One tragic story I came across online also gave me food for thought. A poor young taxi driver, an orphan with no family at all, working hard day-in and day-out for more than (20) years, daily prays to God that he’d like to become a millionaire. Very soon his prayers realized and he received not one million but US$ 1.6 million exactly in compensation for the loss of his two arms and two legs from a big Truck Company. It just happened that the highway Truck hit his taxi, head on, on one night of terrible rains and strong winds. Poor unlucky young man! He got his prayers answered but with a somewhat unbalanced trade-off.

Now my whole perspective on prayers has changed I think. For everyone, life has to go on. Our circle would also be sur rounded by prayers of one thing or another as we all are sure to encounter with unforeseeable life’s bumps and spills all the time. Even though our Lord Buddha knows everything and we don’t necessarily require to express our individual wishes, majority of us would be continuing to say our prayers as if grasping the last straw before drowning.
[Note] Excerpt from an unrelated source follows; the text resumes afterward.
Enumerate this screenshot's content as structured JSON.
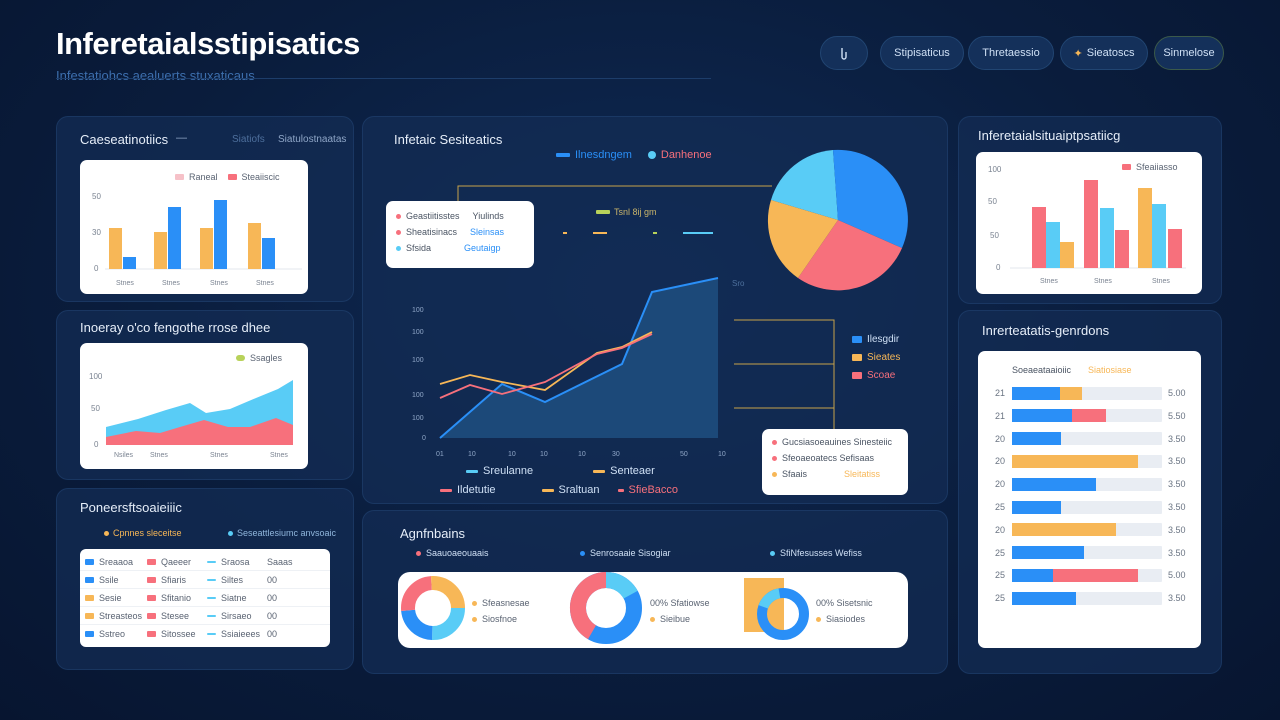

However, we need to be careful in citing or wording them properly, Perhaps we should follow the example of the prayers of the parents of “Thu-wunna-tha-ma’ in Buddhist literature: “the wish to see their son up and carrying a pot of gold”.

Before that prayers were uttered, ‘Thu-wunna-tha-ma’ has been lying dead from the arrow shot at him, his parents are both blind. By that particular prayer, the blind parents would regain their eyesight, able to see their son well and up, healthy enough to carry the pot of gold! Actually a very artful and complete prayer in itself.

Anyway, that would be an option. In the meantime, we must try to deliver good and wholesome deeds, mentally, verbally as well as physically, thereby improving our karma or fate, like mother has said very often, whatever good we do will definitely bring back good things.